In summary, the ECE of the relaxor ferroelectric Pb_0.89La_0.11(Zr_0.7Ti_0.3)_0.9725O₃ and the antiferroelectric Pb_0.93La_0.07(Zr_0.82Ti_0.18)_0.9825O₃ ceramics are calculated using the Maxwell relation and Landau-Ginzburg-Devonshire (LGD) phenomenological theory and measured by a thermometer and electric field controlled by a computer directly. The microstructures and phase compositions of the samples were also investigated and discussed in connection with the ECE results. The relaxor ferroelectric Pb_0.89La_0.11(Zr_0.7Ti_0.3)_0.9725O₃ and antiferroelectric Pb_0.93La_0.07(Zr_0.82Ti_0.18)_0.9825O₃ ceramics show similarly large electrocaloric efficiency (ΔT/ΔE) and temperature change by direct measurements. For the antiferroelectric Pb_0.93La_0.07(Zr_0.82Ti_0.18)_0.9825O₃ sample, the ECE deduced from LGD theory is one order of magnitude larger than the results calculated by Maxwell relations and shows peak values around the phase transition temperatures.

Methods

Preparation of samples

Commercial PbO, La₂O₃, TiO₂ and ZrO₂ (99.99% in purity, ALADDIN) were used as the raw materials. The batch materials were weighed in accordance with the nominal formulas of Pb_0.89La_0.11(Zr_0.7Ti_0.3)_0.9725O₃ and Pb_0.93La_0.07(Zr_0.82Ti_0.18)_0.9825O₃. Both compositions are located near to the antiferroelectric and relaxor ferroelectric regions in the phase diagram (Fig. 1 ¹³). Pb_0.93La_0.07(Zr_0.82Ti_0.18)_0.9825O₃ is near the ferroelectric, antiferroelectric, and relaxor ferroelectric regions, while Pb_0.89La_0.11(Zr_0.7Ti_0.3)_0.9725O₃ touches the antiferroelectric and relaxor ferroelectric phase boundary. An excess of PbO (2 wt.%) was added to compensate the lead loss during the sintering at high temperatures.

The preparation of ceramics is as follows: firstly, the batch materials were ball milled for 24 h using a planetary mill. After ball milling, the wet mixture was dried and calcined at 900 °C in air for 3 h to form PLZT crystallites.

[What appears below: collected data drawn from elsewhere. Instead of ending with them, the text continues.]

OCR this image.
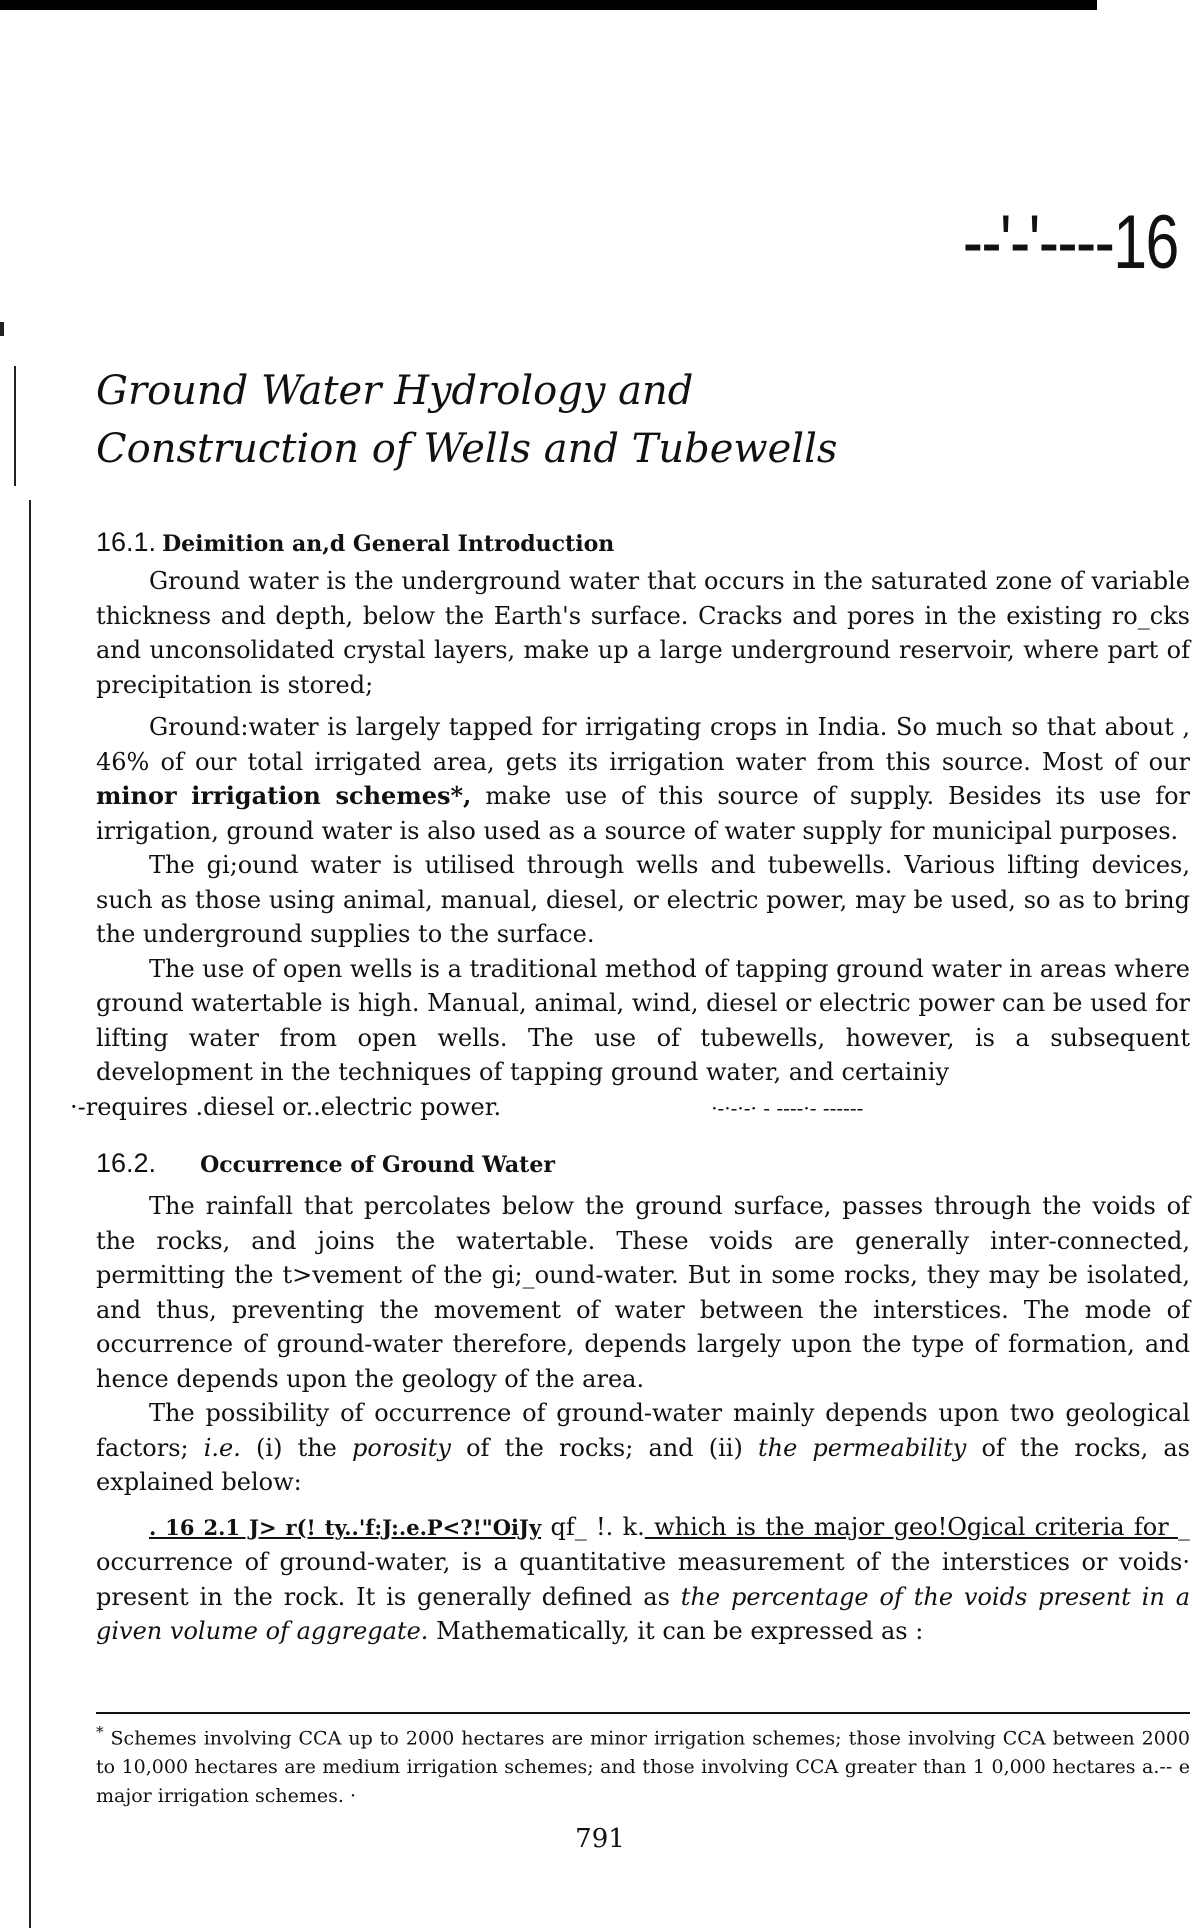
--'-'----16
Ground Water Hydrology and
Construction of Wells and Tubewells
16.1. Deimition an,d General Introduction

Ground water is the underground water that occurs in the saturated zone of variable thickness and depth, below the Earth's surface. Cracks and pores in the existing ro_cks and unconsolidated crystal layers, make up a large underground reservoir, where part of precipitation is stored;

Ground:water is largely tapped for irrigating crops in India. So much so that about , 46% of our total irrigated area, gets its irrigation water from this source. Most of our minor irrigation schemes*, make use of this source of supply. Besides its use for irrigation, ground water is also used as a source of water supply for municipal purposes.

The gi;ound water is utilised through wells and tubewells. Various lifting devices, such as those using animal, manual, diesel, or electric power, may be used, so as to bring the underground supplies to the surface.

The use of open wells is a traditional method of tapping ground water in areas where ground watertable is high. Manual, animal, wind, diesel or electric power can be used for lifting water from open wells. The use of tubewells, however, is a subsequent development in the techniques of tapping ground water, and certainiy

·-requires .diesel or..electric power.	·-·-·-· - ----·- ------
16.2. Occurrence of Ground Water

The rainfall that percolates below the ground surface, passes through the voids of the rocks, and joins the watertable. These voids are generally inter-connected, permitting the t>vement of the gi;_ound-water. But in some rocks, they may be isolated, and thus, preventing the movement of water between the interstices. The mode of occurrence of ground-water therefore, depends largely upon the type of formation, and hence depends upon the geology of the area.

The possibility of occurrence of ground-water mainly depends upon two geological factors; i.e. (i) the porosity of the rocks; and (ii) the permeability of the rocks, as explained below:

. 16 2.1 J> r(! ty..'f:J:.e.P<?!"OiJy qf_ !. k. which is the major geo!Ogical criteria for _ occurrence of ground-water, is a quantitative measurement of the interstices or voids· present in the rock. It is generally defined as the percentage of the voids present in a given volume of aggregate. Mathematically, it can be expressed as :

* Schemes involving CCA up to 2000 hectares are minor irrigation schemes; those involving CCA between 2000 to 10,000 hectares are medium irrigation schemes; and those involving CCA greater than 1 0,000 hectares a.-- e major irrigation schemes. ·
791
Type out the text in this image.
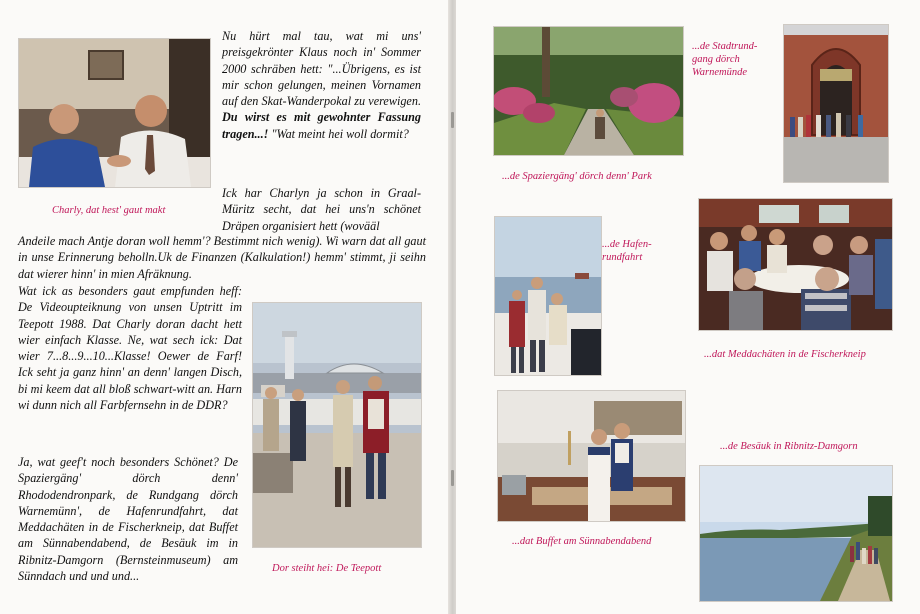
Charly, dat hest' gaut makt
Nu hürt mal tau, wat mi uns' preisgekrönter Klaus noch in' Sommer 2000 schräben hett: "...Übrigens, es ist mir schon gelungen, meinen Vornamen auf den Skat-Wanderpokal zu verewigen. Du wirst es mit gewohnter Fassung tragen...! "Wat meint hei woll dormit?
Ick har Charlyn ja schon in Graal-Müritz secht, dat hei uns'n schönet Dräpen organisiert hett (wovääl
Andeile mach Antje doran woll hemm'? Bestimmt nich wenig). Wi warn dat all gaut in unse Erinnerung beholln.Uk de Finanzen (Kalkulation!) hemm' stimmt, ji seihn dat wierer hinn' in mien Afräknung.
Wat ick as besonders gaut empfunden heff: De Videoupteiknung von unsen Uptritt im Teepott 1988. Dat Charly doran dacht hett wier einfach Klasse. Ne, wat sech ick: Dat wier 7...8...9...10...Klasse! Oewer de Farf! Ick seht ja ganz hinn' an denn' langen Disch, bi mi keem dat all bloß schwart-witt an. Harn wi dunn nich all Farbfernsehn in de DDR?
Ja, wat geef't noch besonders Schönet? De Spaziergäng' dörch denn' Rhododendronpark, de Rundgang dörch Warnemünn', de Hafenrundfahrt, dat Meddachäten in de Fischerkneip, dat Buffet am Sünnabendabend, de Besäuk im in Ribnitz-Damgorn (Bernsteinmuseum) am Sünndach und und und...
Dor steiht hei: De Teepott
...de Stadtrund-gang dörch Warnemünde
...de Spaziergäng' dörch denn' Park
...de Hafen-rundfahrt
...dat Meddachäten in de Fischerkneip
...dat Buffet am Sünnabendabend
...de Besäuk in Ribnitz-Damgorn
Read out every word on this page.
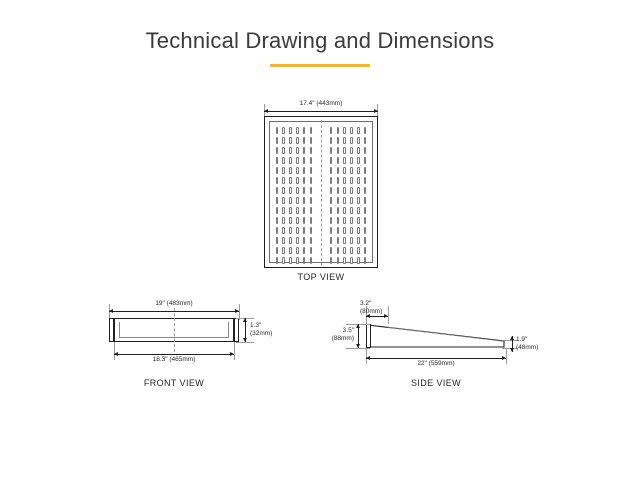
Technical Drawing and Dimensions
17.4" (443mm)
TOP VIEW
19" (483mm)
1.3"
(32mm)
18.3" (465mm)
FRONT VIEW
3.2"
(80mm)
3.5"
(88mm)	1.9"
(48mm)
22" (559mm)
SIDE VIEW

The calcined powders were then ground and particulated with a PVB binder and further pressed into disks with a diameter of 12 mm using a uniaxial pressure of 250 MPa.

The disks were then placed in a muffle furnace and heated up to 600 °C at a rate of 5 °C/min in air and soaked for 3 h to burn out the binder. Then the disks were placed in an alumina crucible and buried in already sintered Pb(Zr_0.5Ti_0.5)O₃ powder to compensate the lead loss. The sintering was carried out in air. In order to obtain fine grains and uniform grain sizes, the samples were heated up at a rate of 10 °C/min and kept at a lower temperature (1100–1140 °C) first for about 4 h, and then fired at a higher temperature (1220–1240 °C) for about 30 min. In addition, during the cooling period between the sintering temperature and 900 °C, a cooling rate of 5 °C/min was used to control the cooling process to reduce the stress between grains. The actual sintering process data for each sample are listed in Table 1.

Characterization

The ceramic samples were carefully polished and both surfaces of the plates covered with gold as contact electrodes for testing. The density of the samples was measured using the Archimedes method in d.i. water. The polycrystalline structure was characterized using an X-ray diffractometer (XRD, Rigaku D/max-2200PC; Cu Kα radiation, λ = 1.5406 Å). The morphology was observed by a scanning electron microscopy (SEM: JSM-7500). The dielectric constant and loss tangent were measured using an impedance analyzer (Agilent 4284A) at a voltage = 1 V and zero bias field. The polarization - electric field (P-E) hysteresis loop was obtained from a Sawyer-Tower circuit (RADIANT RT66A). The specific heat capacities were tested by a differential scanning calorimeter (Mettler-Toledo DSC-3) in a modulated mode.